The worries I seen bring up is
- Spoilers - As mention in the video it is currently and it should always be possible to solve for this in the stuff sent to the LLM. The LLM can't talk about what it doesn't know.
- The NPC talks about stuff it shouldn't - by fine tuning it, this solves this problem to an extreme degree. The better you prep it, the less likely it will go off script. Even more with how you coded your end.
- Story lines shouldn't be dynamic. The answer to this is simple. Don't use the LLM for those lines and given NPC.
- Cost - Assuming I'm right about Microsoft and others will add a local LLM. The local part of it removes this problem.
https://www.youtube.com/watch?v=N31x4qHBsNM
It is possible to have it where given NPC show different emotions and direct their emotions as shown here where I tested it with anger.
https://www.youtube.com/shorts/5mPjOLT7H-Q
I don't agree with the assumption that there is a pressure for companies like MS to reduce costs via local models. Compute on that gamer's PC is probably the biggest problem right now. Especially since in a game, pretty much all of the hardware is already used to the limit. And then you throw a 10GB LLM on top, maybe even loading different finetunes for different jobs? Then the TTS model? This does not result in reasonable response times any time soon, at least not with somewhat generalistic models.
On the other hand, that's something MS must like a whole lot. What you see as "optimizing costs" is optimizing their profit away. They can sell that compute to you. That's great for them, not something to be optimized away. And it's the best DRM ever too.
Microsoft has said many times the version (many expect to be win 12) is going to focus around AI. Not only this, some Linux versions are building around it and aiming for something like Her (movie).

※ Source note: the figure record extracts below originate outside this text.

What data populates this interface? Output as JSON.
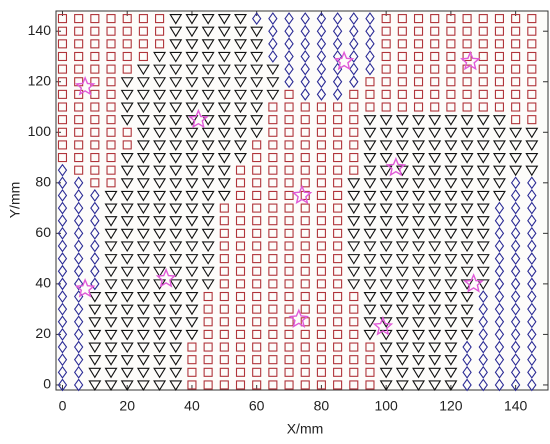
{
  "chart_data": {
    "type": "scatter",
    "xlabel": "X/mm",
    "ylabel": "Y/mm",
    "xlim": [
      -2,
      150
    ],
    "ylim": [
      -2,
      148
    ],
    "xticks": [
      0,
      20,
      40,
      60,
      80,
      100,
      120,
      140
    ],
    "yticks": [
      0,
      20,
      40,
      60,
      80,
      100,
      120,
      140
    ],
    "grid_x": [
      0,
      5,
      10,
      15,
      20,
      25,
      30,
      35,
      40,
      45,
      50,
      55,
      60,
      65,
      70,
      75,
      80,
      85,
      90,
      95,
      100,
      105,
      110,
      115,
      120,
      125,
      130,
      135,
      140,
      145
    ],
    "grid_y": [
      0,
      5,
      10,
      15,
      20,
      25,
      30,
      35,
      40,
      45,
      50,
      55,
      60,
      65,
      70,
      75,
      80,
      85,
      90,
      95,
      100,
      105,
      110,
      115,
      120,
      125,
      130,
      135,
      140,
      145
    ],
    "classes": [
      "DDTTTTTTSSSSSSSSSSSSTTTTTDDDDD",
      "DDTTTTTTSSSSSSSSSSSSTTTTTDDDDD",
      "DDTTTTTTSSSSSSSSSSSSTTTTTDDDDD",
      "DDTTTTTTSSSSSSSSSSSSTTTTTDDDDD",
      "DDTTTTTTTSSSSSSSSSSTTTTTTTDDDD",
      "DDTTTTTTTSSSSSSSSSSTTTTTTTDDDD",
      "DDTTTTTTTSSSSSSSSSSTTTTTTTDDDD",
      "DDTTTTTTTSSSSSSSSSSTTTTTTTDDDD",
      "DDDTTTTTTTSSSSSSSSTTTTTTTTTDDD",
      "DDDTTTTTTTSSSSSSSSTTTTTTTTTDDD",
      "DDDTTTTTTTSSSSSSSSTTTTTTTTTDDD",
      "DDDTTTTTTTSSSSSSSSTTTTTTTTTDDD",
      "DDDTTTTTTTSSSSSSSSTTTTTTTTTDDD",
      "DDDTTTTTTTSSSSSSSSTTTTTTTTTDDD",
      "DDDTTTTTTTSSSSSSSSTTTTTTTTTDDD",
      "DDDTTTTTTTTSSSSSSSTTTTTTTTTTDD",
      "DDSSTTTTTTTSSSSSSSTTTTTTTTTTDD",
      "DSSSTTTTTTTSSSSSSSSTTTTTTTTTTT",
      "SSSSTTTTTTTTSSSSSSSTTTTTTTTTTT",
      "SSSSSTTTTTTTSSSSSSSTTTTTTTTTTT",
      "SSSSSTTTTTTTTSSSSSSTTTTTTTTTTT",
      "SSSSTTTTTTTTTSSSSSSTTTTTTTTTSS",
      "SSSSTTTTTTTTTSSSSSSSSSSSSSSSSS",
      "SSSSTTTTTTTTTTSDDDSSSSSSSSSSSS",
      "SSSSTTTTTTTTTTDDDDDSSSSSSSSSSS",
      "SSSSSTTTTTTTTTDDDDDDSSSSSSSSSS",
      "SSSSSSTTTTTTTDDDDDDDSSSSSSSSSS",
      "SSSSSSSTTTTTTDDDDDDDSSSSSSSSSS",
      "SSSSSSSTTTTTTDDDDDDDSSSSSSSSSS",
      "SSSSSSSTTTTTDDDDDDDDSSSSSSSSSS"
    ],
    "markers": {
      "S": {
        "shape": "square",
        "color": "#b0343a"
      },
      "D": {
        "shape": "diamond",
        "color": "#2c2c96"
      },
      "T": {
        "shape": "triangle",
        "color": "#111111"
      }
    },
    "stars": {
      "color": "#e05ad8",
      "x": [
        7,
        42,
        87,
        126,
        103,
        74,
        7,
        32,
        127,
        73,
        99
      ],
      "y": [
        118,
        105,
        128,
        128,
        86,
        75,
        38,
        42,
        40,
        26,
        23
      ]
    }
  }
}
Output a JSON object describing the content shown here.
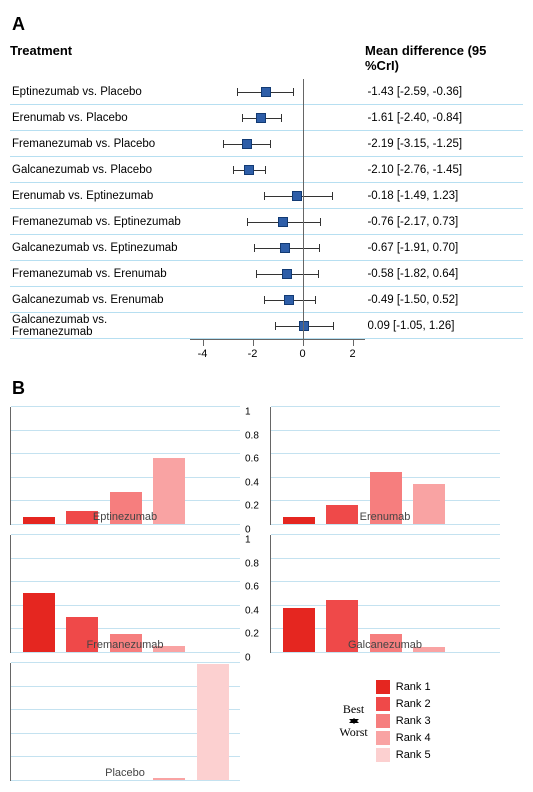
{
  "panelA": {
    "label": "A",
    "headers": {
      "treatment": "Treatment",
      "ci": "Mean difference (95 %CrI)"
    },
    "xmin": -4.5,
    "xmax": 2.5,
    "ticks": [
      -4,
      -2,
      0,
      2
    ],
    "zero": 0,
    "rows": [
      {
        "label": "Eptinezumab vs. Placebo",
        "est": -1.43,
        "lo": -2.59,
        "hi": -0.36,
        "ci": "-1.43 [-2.59, -0.36]"
      },
      {
        "label": "Erenumab vs. Placebo",
        "est": -1.61,
        "lo": -2.4,
        "hi": -0.84,
        "ci": "-1.61 [-2.40, -0.84]"
      },
      {
        "label": "Fremanezumab vs. Placebo",
        "est": -2.19,
        "lo": -3.15,
        "hi": -1.25,
        "ci": "-2.19 [-3.15, -1.25]"
      },
      {
        "label": "Galcanezumab vs. Placebo",
        "est": -2.1,
        "lo": -2.76,
        "hi": -1.45,
        "ci": "-2.10 [-2.76, -1.45]"
      },
      {
        "label": "Erenumab vs. Eptinezumab",
        "est": -0.18,
        "lo": -1.49,
        "hi": 1.23,
        "ci": "-0.18 [-1.49, 1.23]"
      },
      {
        "label": "Fremanezumab vs. Eptinezumab",
        "est": -0.76,
        "lo": -2.17,
        "hi": 0.73,
        "ci": "-0.76 [-2.17, 0.73]"
      },
      {
        "label": "Galcanezumab vs. Eptinezumab",
        "est": -0.67,
        "lo": -1.91,
        "hi": 0.7,
        "ci": "-0.67 [-1.91, 0.70]"
      },
      {
        "label": "Fremanezumab vs. Erenumab",
        "est": -0.58,
        "lo": -1.82,
        "hi": 0.64,
        "ci": "-0.58 [-1.82, 0.64]"
      },
      {
        "label": "Galcanezumab vs. Erenumab",
        "est": -0.49,
        "lo": -1.5,
        "hi": 0.52,
        "ci": "-0.49 [-1.50, 0.52]"
      },
      {
        "label": "Galcanezumab vs. Fremanezumab",
        "est": 0.09,
        "lo": -1.05,
        "hi": 1.26,
        "ci": "0.09 [-1.05, 1.26]"
      }
    ],
    "colors": {
      "marker": "#2e5ea8",
      "markerBorder": "#123a73",
      "rowBorder": "#b7dff1",
      "axis": "#666666",
      "whisker": "#333333"
    }
  },
  "panelB": {
    "label": "B",
    "ylim": [
      0,
      1
    ],
    "yticks": [
      0,
      0.2,
      0.4,
      0.6,
      0.8,
      1
    ],
    "rankColors": [
      "#e52620",
      "#ef4949",
      "#f67e7e",
      "#f9a3a3",
      "#fcd0d0"
    ],
    "charts": [
      {
        "name": "Eptinezumab",
        "values": [
          0.06,
          0.11,
          0.27,
          0.56,
          0.0
        ]
      },
      {
        "name": "Erenumab",
        "values": [
          0.06,
          0.16,
          0.44,
          0.34,
          0.0
        ]
      },
      {
        "name": "Fremanezumab",
        "values": [
          0.5,
          0.3,
          0.15,
          0.05,
          0.0
        ]
      },
      {
        "name": "Galcanezumab",
        "values": [
          0.37,
          0.44,
          0.15,
          0.04,
          0.0
        ]
      },
      {
        "name": "Placebo",
        "values": [
          0.0,
          0.0,
          0.0,
          0.02,
          0.98
        ]
      }
    ],
    "legend": {
      "best": "Best",
      "worst": "Worst",
      "items": [
        "Rank 1",
        "Rank 2",
        "Rank 3",
        "Rank 4",
        "Rank 5"
      ]
    }
  }
}
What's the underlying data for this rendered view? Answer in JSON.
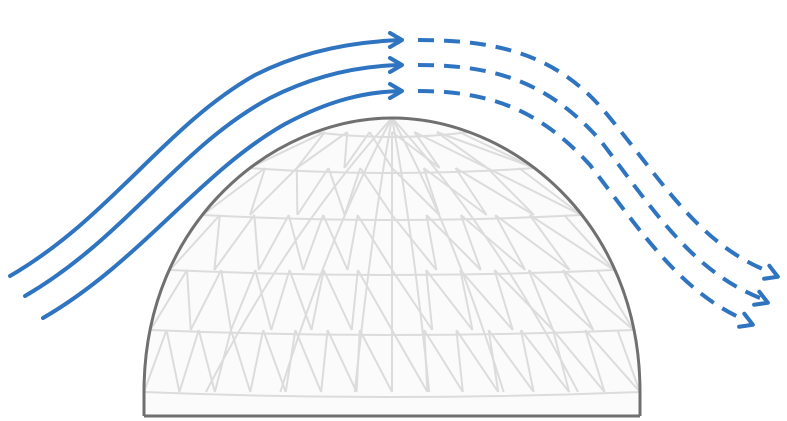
{
  "colors": {
    "background": "#ffffff",
    "flow": "#2e74c0",
    "dome_outline": "#707070",
    "dome_lattice": "#dcdcdc"
  },
  "diagram": {
    "flow_line_count": 3,
    "segments": [
      "solid-upwind",
      "dashed-downwind"
    ],
    "dome_lattice": "geodesic"
  }
}
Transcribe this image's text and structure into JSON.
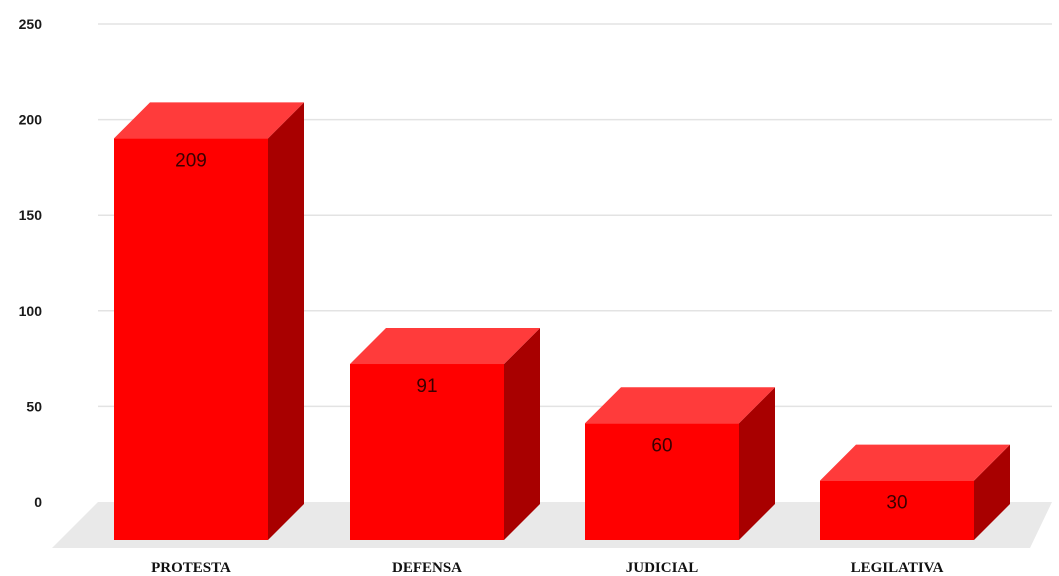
{
  "chart_data": {
    "type": "bar",
    "categories": [
      "PROTESTA",
      "DEFENSA",
      "JUDICIAL",
      "LEGILATIVA"
    ],
    "values": [
      209,
      91,
      60,
      30
    ],
    "data_labels": [
      "209",
      "91",
      "60",
      "30"
    ],
    "title": "",
    "xlabel": "",
    "ylabel": "",
    "ylim": [
      0,
      250
    ],
    "yticks": [
      "0",
      "50",
      "100",
      "150",
      "200",
      "250"
    ],
    "grid": true,
    "style": "3d",
    "colors": {
      "bar_front": "#ff0000",
      "bar_top": "#ff3b3b",
      "bar_side": "#a80000",
      "grid": "#e3e3e3",
      "floor": "#e9e9e9"
    }
  }
}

Keep in mind if you're offline you can't use a cloud version, and the current version they put out has the bing budget limitations. So like if you are to say you want your computer in dark mode so it can be in dark mode. This goes against the budget for the day. And the budget is there due to resources on the cloud.
So now assuming they (Microsoft) and others are right that the main way people in the future will interact with the computers is by these models and interfacing with it like you would a human, the system figuring out what you want, and it doing it. If it is stuck on the cloud you're limited to a budget by how many times you can use it per day or it will cost you. Where if it's local it uses your resources and you can use it how much or how little you want. Plus you can use it offline.
Tldr this stuff is going to local llm.